About the job Head Chef Pittsford, NY Job Description: Head ChefJob Summary:Head Chef is responsible and accountable for leading the culinary team to execute the restaurant menu to the highest quality standards. Also responsible for completing kitchen performance, quality, health, and safety documentation as required. Responsible for maintaining the HOH operation compliant to ALL health code Inspections and company standards. Will work closely with the Corporate Chef and Sous Chef to ensure the department is working as a cohesive team and within budget for COG's and Labor. Reports to the General ManagerJob Responsibilities:
- Maintaining and upholding our company's vision and values.

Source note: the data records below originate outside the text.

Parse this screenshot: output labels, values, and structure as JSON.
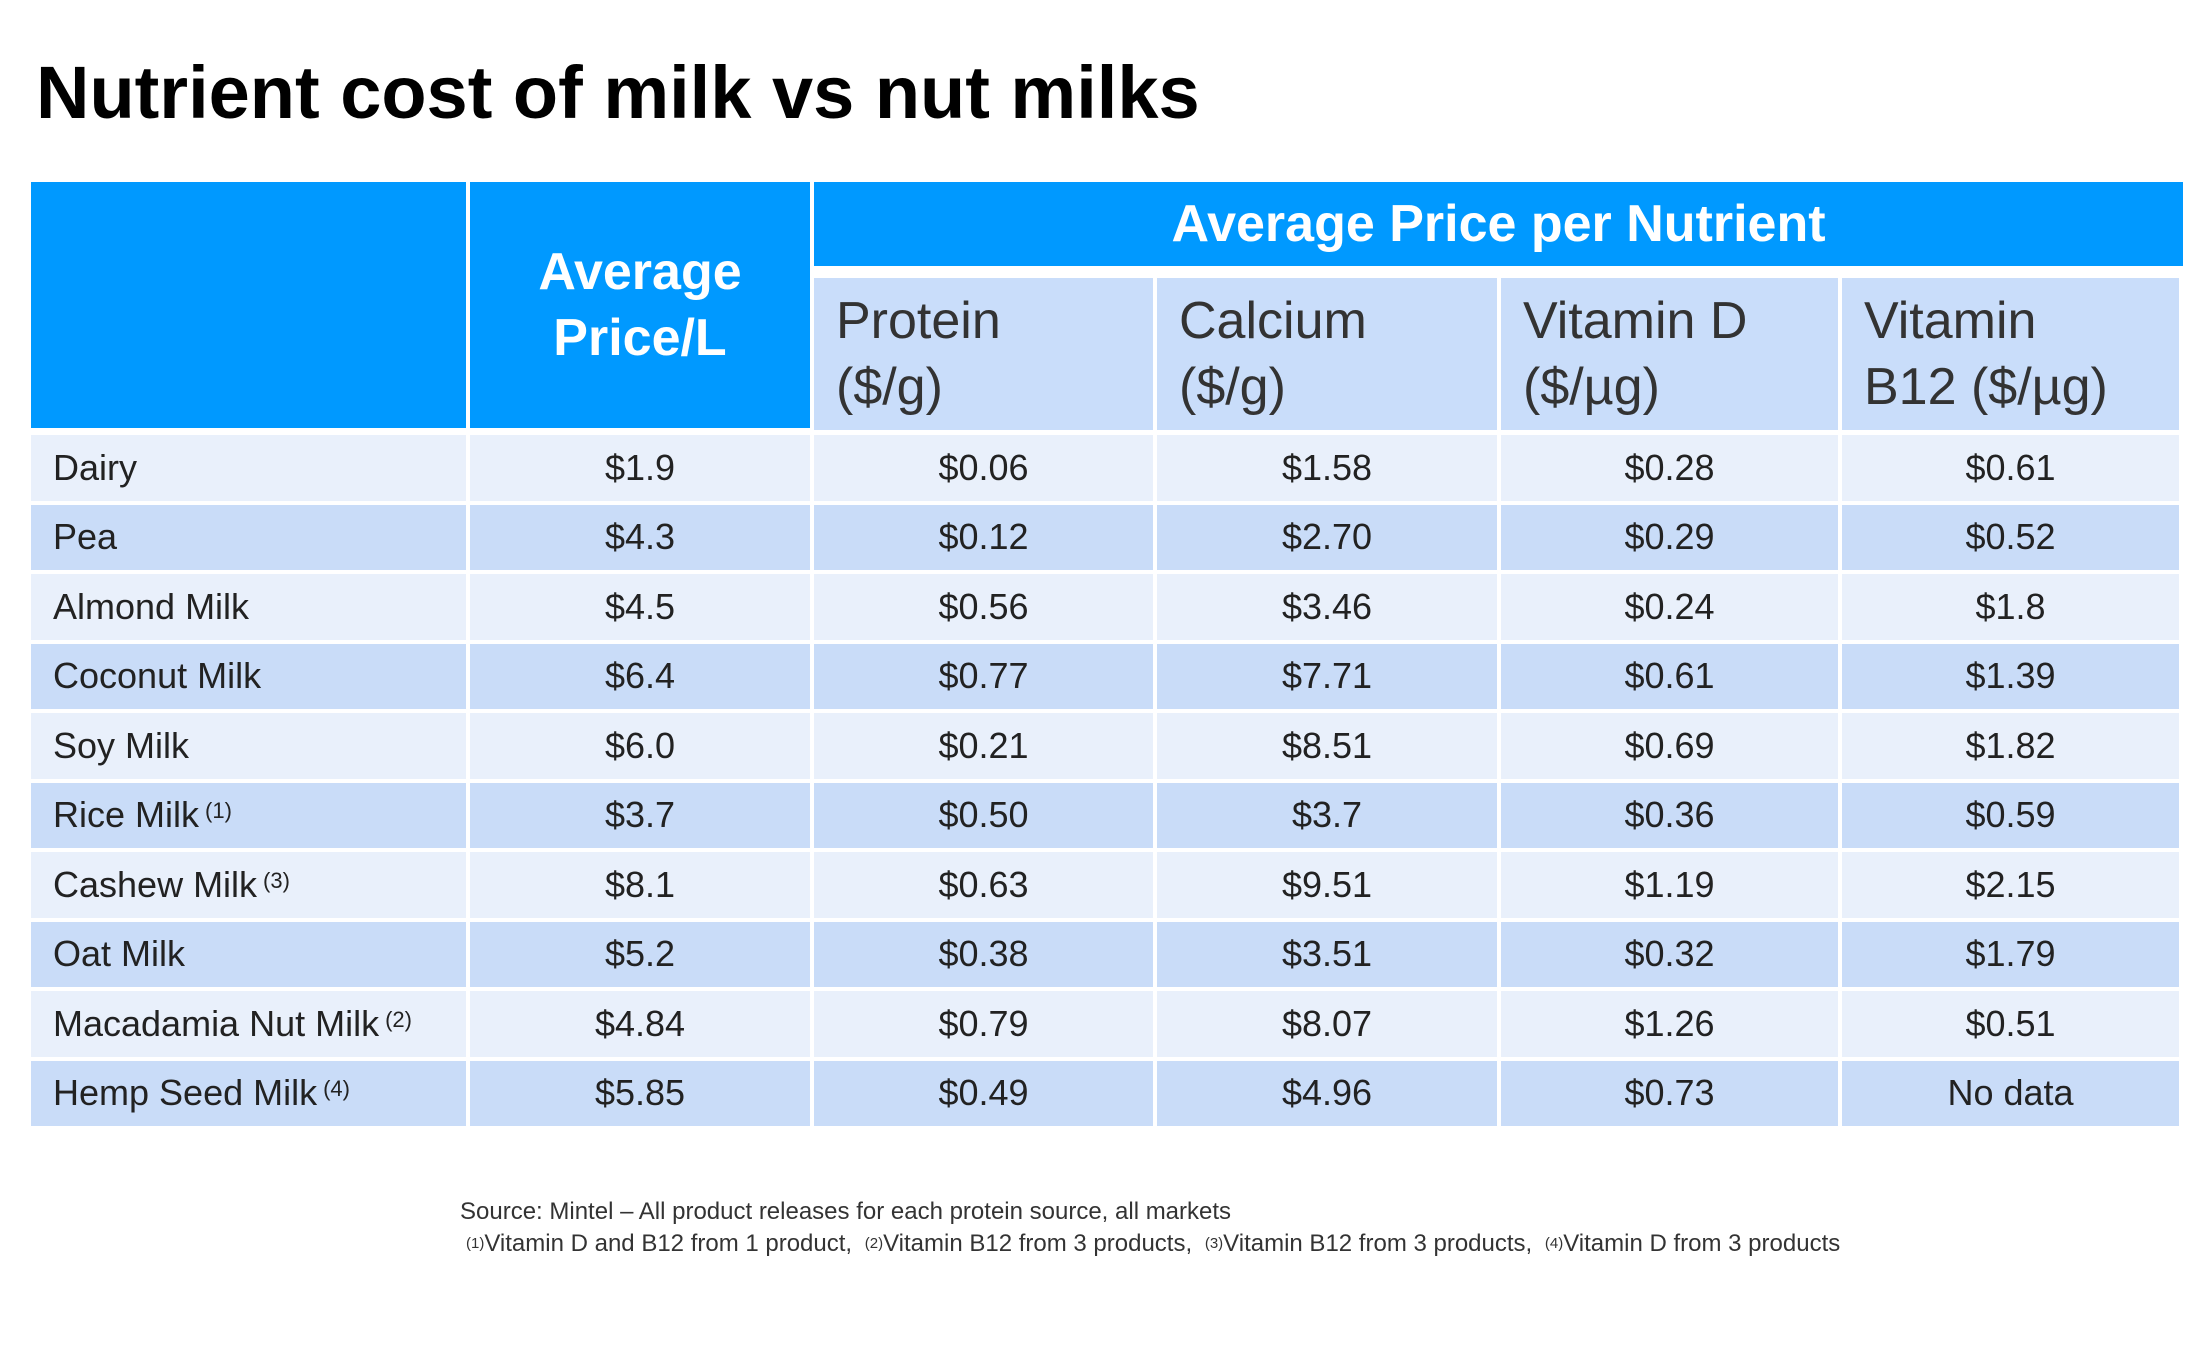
{
  "title": "Nutrient cost of milk vs nut milks",
  "header": {
    "avg_price": "Average Price/L",
    "avg_price_line1": "Average",
    "avg_price_line2": "Price/L",
    "group": "Average Price per Nutrient",
    "columns": [
      {
        "l1": "Protein",
        "l2": "($/g)"
      },
      {
        "l1": "Calcium",
        "l2": "($/g)"
      },
      {
        "l1": "Vitamin D",
        "l2": "($/µg)"
      },
      {
        "l1": "Vitamin",
        "l2": "B12 ($/µg)"
      }
    ]
  },
  "colors": {
    "header_blue": "#0099ff",
    "subheader": "#c9ddfa",
    "row_light": "#e9f0fb",
    "row_dark": "#c9dcf8"
  },
  "rows": [
    {
      "name": "Dairy",
      "note": "",
      "values": [
        "$1.9",
        "$0.06",
        "$1.58",
        "$0.28",
        "$0.61"
      ]
    },
    {
      "name": "Pea",
      "note": "",
      "values": [
        "$4.3",
        "$0.12",
        "$2.70",
        "$0.29",
        "$0.52"
      ]
    },
    {
      "name": "Almond Milk",
      "note": "",
      "values": [
        "$4.5",
        "$0.56",
        "$3.46",
        "$0.24",
        "$1.8"
      ]
    },
    {
      "name": "Coconut Milk",
      "note": "",
      "values": [
        "$6.4",
        "$0.77",
        "$7.71",
        "$0.61",
        "$1.39"
      ]
    },
    {
      "name": "Soy Milk",
      "note": "",
      "values": [
        "$6.0",
        "$0.21",
        "$8.51",
        "$0.69",
        "$1.82"
      ]
    },
    {
      "name": "Rice Milk",
      "note": "(1)",
      "values": [
        "$3.7",
        "$0.50",
        "$3.7",
        "$0.36",
        "$0.59"
      ]
    },
    {
      "name": "Cashew Milk",
      "note": "(3)",
      "values": [
        "$8.1",
        "$0.63",
        "$9.51",
        "$1.19",
        "$2.15"
      ]
    },
    {
      "name": "Oat Milk",
      "note": "",
      "values": [
        "$5.2",
        "$0.38",
        "$3.51",
        "$0.32",
        "$1.79"
      ]
    },
    {
      "name": "Macadamia Nut Milk",
      "note": "(2)",
      "values": [
        "$4.84",
        "$0.79",
        "$8.07",
        "$1.26",
        "$0.51"
      ]
    },
    {
      "name": "Hemp Seed Milk",
      "note": "(4)",
      "values": [
        "$5.85",
        "$0.49",
        "$4.96",
        "$0.73",
        "No data"
      ]
    }
  ],
  "footnotes": {
    "source": "Source: Mintel – All product releases for each protein source, all markets",
    "notes": [
      {
        "mark": "(1)",
        "text": "Vitamin D and B12 from 1 product,"
      },
      {
        "mark": "(2)",
        "text": "Vitamin B12 from 3 products,"
      },
      {
        "mark": "(3)",
        "text": "Vitamin B12 from 3 products,"
      },
      {
        "mark": "(4)",
        "text": "Vitamin D from 3 products"
      }
    ]
  }
}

- Ensure that all food and products are consistently prepared and served according to the restaurant's recipes, portioning, cooking, and serving standards.
- Supervise kitchen team.
- Rolls out new culinary programs in conjunction with the marketing and culinary team.

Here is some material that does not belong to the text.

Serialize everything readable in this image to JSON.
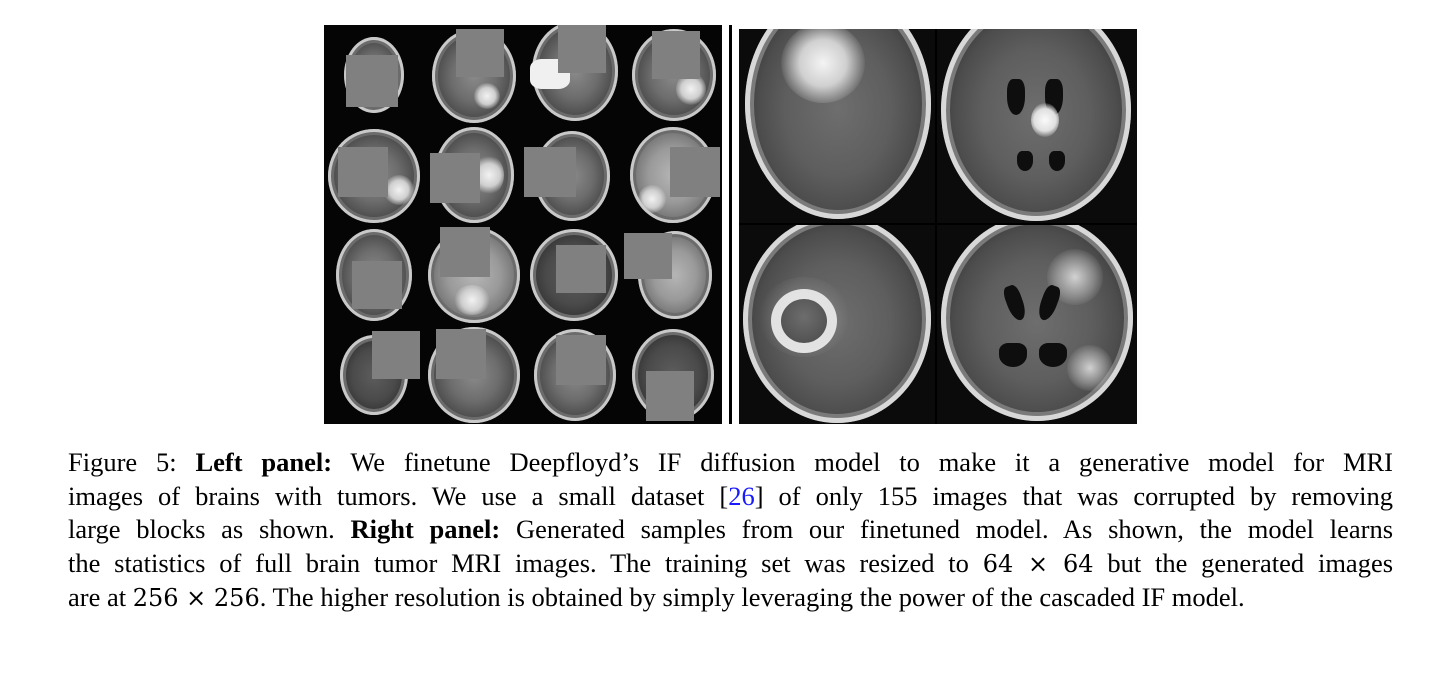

- Make employment and termination decisions including interviewing, hiring, evaluating, and disciplining kitchen personnel as appropriate.
- Provide orientation of company and department rules, policies and procedures and oversee training of new kitchen employees.
- Prepare all required paperwork, including forms, reports, and schedules in an organized and timely manner.
- Ensure that all equipment is kept clean and kept in excellent working condition through personal inspection and by following the restaurant's preventative maintenance programs.
- Control food cost and usage by following product storage procedures, standard recipes, and waste control procedures.
- Schedule labor as required by anticipated business activity while ensuring that all positions are staffed when and as needed and labor cost objectives are met.
- Responsible for training kitchen personnel in cleanliness and sanitation practices.
- Responsible for maintaining appropriate cleaning schedules for kitchen floors, mats, walls, hoods, other equipment, and food storage areas.
- Demonstrating a passion for details and a willingness to learn.
- Taking part in pre-service duties and applicable closing duties.
- Exhibiting a familiarity with daily menus.
- Maintaining a safe, sanitary, and organized work environment.
- Performs other duties as required or assigned.
- Hires qualified staff to prepare food as ordered by customer.
- Trains staff to prepare food in accordance to approved specifications and portion controls.
- Trains staff to prepare food in accordance to Serve Safe standards and trains staff to maintain a clean and sanitary work area.
- Trains staff to follow proper safety procedures to minimize injuries.
- Periodically evaluates staff, and rewards and recognizes employees, as needed.
- Discipline employees, address their complaints and resolve problems, as needed
- Develops schedule of food items needed to meet daily par and prepares them in advance of daily orders.
- Prepares work schedule for cooks including dishwashers, crepe makers, counter, saute and lead cooks to meet order demand within prescribed service levels.
- Supervises and prepares all orders according to written food specifications and served within service standards (timing and coordination).
- Communicates with servers in a professional manner regarding customer orders.
- Orders all essential food and other related items for the operational flow of the restaurant from prep kitchen. (Using Par Sheets)
- Follows portion and quality control standards (Temperature logs, portion control devices, etc.).
- Examines, labels and stores incoming food supplies in storage and refrigeration areas appropriately using FIFO procedures and proper food storage practices.
- Ensures kitchen appliances and equipment are properly maintained, have been cleaned and turned off at the end of each work day.
- Performs other duties as required or assigned.
Experience and Skills:
- Three to five years of experience working in a supervisory capacity required.
- Good written and verbal communication skills.
- Ability to interact professionally with other departments and outside contacts.
- Ability to complete a heavy workload and handle multiple tasks in a fast-paced. environment with minimal supervision.
- Good judgment and decision-making abilities.
- Experience in a high-volume environment required.
- Ability to supervise multiple levels of workers.
- Proficient in Microsoft Excel, PowerPoint, Word and Apple Product Technology
Physical Requirements:
- Ability to climb stairs and lift to 50 lbs. daily is required.
- Standing for long periods of time.
- Ability to work with commercial equipment including stand mixers, ovens, torches, etc.
- Ability to reach, bend, stoop, climb up and down stairs, walk, carry multiple objects.
- Working various shifts including weekend and holidays.
- Working split shifts and shifts that may exceed 12 hours in duration.
Education:
- Bachelor's degree from accredited college or university in Hospitality, Culinary, Management or related field.